Wow, is the bad news starting to come out in droves these days. The big news of the last couple of days, finally, isn’t an American story, and yet it’s affected American businesses as well as businesses around the world. Satyam Computer Services, one of the largest outsourcing companies in the world, had its CEO, Ramalinga Raju, come forth and admit that he and his company have falsely inflated its profits for years. He admitted that about $1 billion dollars of the cash they stated they had was false, and that figure accounts for 94% of the actual cash on hand, or around $60 million dollars.

In a day, the stock price of Satyam dropped about 80%, and the entire Indian index fell 7.3%, as the value of the rupee also fell. Some began calling this India’s version of Enron; we all remember what happened there.

Of course, for a “mental genius”, the way Raju tried to solve the issue seems even more idiotic. His company came under scrutiny when they tried to buy two construction companies and, in the process of checking into their finances, found that things didn’t quite make sense, and of course the purchases were canceled. A quote written in a letter by Raju was “”It was like riding a tiger, not knowing how to get off without being eaten.”

In a twist of irony, just a few months ago Satyam received an award from a group of Indian directors for excellence in corporate governance. It reminded me of Bernard Madoff, who had also received an award of excellence just months before being found out.
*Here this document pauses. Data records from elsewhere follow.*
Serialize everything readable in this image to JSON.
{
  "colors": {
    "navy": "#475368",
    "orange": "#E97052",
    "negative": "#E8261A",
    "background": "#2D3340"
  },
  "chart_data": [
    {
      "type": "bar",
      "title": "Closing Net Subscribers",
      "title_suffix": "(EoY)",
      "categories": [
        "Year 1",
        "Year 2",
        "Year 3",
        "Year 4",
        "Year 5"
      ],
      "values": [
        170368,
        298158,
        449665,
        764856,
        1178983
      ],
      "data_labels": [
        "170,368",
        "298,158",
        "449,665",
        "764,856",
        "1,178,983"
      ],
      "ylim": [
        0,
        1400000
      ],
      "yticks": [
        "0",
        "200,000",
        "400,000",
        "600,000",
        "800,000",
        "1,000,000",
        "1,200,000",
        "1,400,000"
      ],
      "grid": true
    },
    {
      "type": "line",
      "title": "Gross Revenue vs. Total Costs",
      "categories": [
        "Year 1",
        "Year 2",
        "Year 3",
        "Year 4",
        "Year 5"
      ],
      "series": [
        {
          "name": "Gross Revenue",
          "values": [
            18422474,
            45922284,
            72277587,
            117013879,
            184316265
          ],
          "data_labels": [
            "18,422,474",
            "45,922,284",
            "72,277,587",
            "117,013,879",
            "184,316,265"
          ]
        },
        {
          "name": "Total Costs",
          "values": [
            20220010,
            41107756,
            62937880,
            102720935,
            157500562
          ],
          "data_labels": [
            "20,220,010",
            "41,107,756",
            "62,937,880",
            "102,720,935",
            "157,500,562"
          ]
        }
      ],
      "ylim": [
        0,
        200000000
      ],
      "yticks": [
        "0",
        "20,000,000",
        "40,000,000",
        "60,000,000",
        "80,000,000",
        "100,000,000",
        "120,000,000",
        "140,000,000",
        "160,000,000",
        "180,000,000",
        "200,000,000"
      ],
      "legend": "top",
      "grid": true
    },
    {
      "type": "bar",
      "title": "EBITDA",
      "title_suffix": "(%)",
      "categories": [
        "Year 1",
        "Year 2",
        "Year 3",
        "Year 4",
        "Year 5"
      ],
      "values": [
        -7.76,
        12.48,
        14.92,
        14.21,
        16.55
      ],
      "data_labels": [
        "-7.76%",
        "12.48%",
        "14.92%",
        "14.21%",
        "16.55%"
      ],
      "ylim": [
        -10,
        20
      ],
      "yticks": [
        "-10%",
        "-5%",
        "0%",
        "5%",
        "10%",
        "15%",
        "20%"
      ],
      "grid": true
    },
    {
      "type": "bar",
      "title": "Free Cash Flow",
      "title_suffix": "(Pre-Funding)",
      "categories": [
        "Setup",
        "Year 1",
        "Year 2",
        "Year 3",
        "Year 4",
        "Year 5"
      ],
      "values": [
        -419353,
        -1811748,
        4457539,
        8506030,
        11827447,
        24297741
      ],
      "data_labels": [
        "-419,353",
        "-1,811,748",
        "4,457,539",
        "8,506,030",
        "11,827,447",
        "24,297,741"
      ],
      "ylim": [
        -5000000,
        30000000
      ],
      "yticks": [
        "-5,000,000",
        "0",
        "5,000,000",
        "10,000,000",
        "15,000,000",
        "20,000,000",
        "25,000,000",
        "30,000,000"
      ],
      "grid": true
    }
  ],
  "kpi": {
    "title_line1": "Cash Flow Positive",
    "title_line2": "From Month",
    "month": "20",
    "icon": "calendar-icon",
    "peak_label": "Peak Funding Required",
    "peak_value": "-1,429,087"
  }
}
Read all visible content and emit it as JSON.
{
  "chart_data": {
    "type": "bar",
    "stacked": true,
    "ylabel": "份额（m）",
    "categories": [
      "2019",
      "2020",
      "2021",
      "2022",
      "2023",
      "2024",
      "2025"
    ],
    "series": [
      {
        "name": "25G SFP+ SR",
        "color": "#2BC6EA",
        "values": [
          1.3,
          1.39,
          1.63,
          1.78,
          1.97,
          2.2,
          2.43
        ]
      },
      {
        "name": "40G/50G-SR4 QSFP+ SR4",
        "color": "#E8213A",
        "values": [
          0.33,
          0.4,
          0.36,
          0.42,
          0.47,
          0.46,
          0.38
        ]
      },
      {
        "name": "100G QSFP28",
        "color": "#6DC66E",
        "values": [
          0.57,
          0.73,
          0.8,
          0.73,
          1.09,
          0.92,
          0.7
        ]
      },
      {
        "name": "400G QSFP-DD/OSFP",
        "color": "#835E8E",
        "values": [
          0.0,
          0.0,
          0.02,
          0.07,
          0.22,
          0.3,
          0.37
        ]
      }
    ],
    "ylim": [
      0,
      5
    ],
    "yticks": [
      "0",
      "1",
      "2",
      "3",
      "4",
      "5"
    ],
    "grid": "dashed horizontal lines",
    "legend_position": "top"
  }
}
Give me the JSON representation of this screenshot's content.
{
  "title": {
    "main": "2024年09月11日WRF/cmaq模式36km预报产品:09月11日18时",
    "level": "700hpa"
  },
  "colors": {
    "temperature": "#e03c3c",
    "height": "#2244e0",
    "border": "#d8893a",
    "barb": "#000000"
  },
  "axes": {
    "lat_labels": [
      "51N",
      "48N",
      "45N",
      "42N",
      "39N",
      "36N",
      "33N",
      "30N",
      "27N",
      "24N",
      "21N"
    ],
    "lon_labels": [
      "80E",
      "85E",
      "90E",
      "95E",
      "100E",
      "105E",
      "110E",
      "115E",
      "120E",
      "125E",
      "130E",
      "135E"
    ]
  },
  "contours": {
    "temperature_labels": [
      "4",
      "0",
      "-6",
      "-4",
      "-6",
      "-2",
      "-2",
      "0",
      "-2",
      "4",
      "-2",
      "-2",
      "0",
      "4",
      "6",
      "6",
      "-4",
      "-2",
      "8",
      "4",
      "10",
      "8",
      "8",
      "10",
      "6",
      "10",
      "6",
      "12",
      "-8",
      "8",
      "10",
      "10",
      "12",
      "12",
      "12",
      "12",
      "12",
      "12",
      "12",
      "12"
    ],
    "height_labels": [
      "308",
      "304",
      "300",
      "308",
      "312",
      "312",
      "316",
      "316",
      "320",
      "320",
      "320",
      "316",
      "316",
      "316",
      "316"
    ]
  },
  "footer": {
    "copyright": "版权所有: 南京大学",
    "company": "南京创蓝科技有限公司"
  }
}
Some U.S. companies have already filed class action suits in the US on behalf of those who purchased American Depository Receipts (ADRs) of the company; they certainly didn’t waste any time, did they? Of course, they could have, since it was a national holiday in India on Thursday, so no action could be taken to begin with.

It begs a couple of questions. One, once again, where was the oversight? It’s hard to believe that auditors wouldn’t have picked this up on their own, unless they knew what was happening. Two, who else knew? Raju’s brother, who also worked for the company, has resigned, although there’s no proof that he had any idea of what was going on. Three, it wasn’t even the Indian Securities Commission that outed Satyam; it was the World Bank. And four, what happens to Satyam now? Enron obviously didn’t survive, but they were an auditing company, and who would hire an auditing company that did what they did? Satyam supposedly delivers very adequate goods and services, and is a software company. They’ve already changed CEOs, as Raju waits to see what his ultimate fate might be. Will Satyam possibly lose customers who’ve enjoyed their services because of this admission, or will they feel that justice has been served in some capacity and keep working with Satyam? For that matter, will the Indian government allow Satyam to stay in business?

The odd thing is that it shows that it’s not just American businesses whose business practices needed to come under scrutiny. Unfortunately, we all know this isn’t the last story of this type we’re going to hear about either.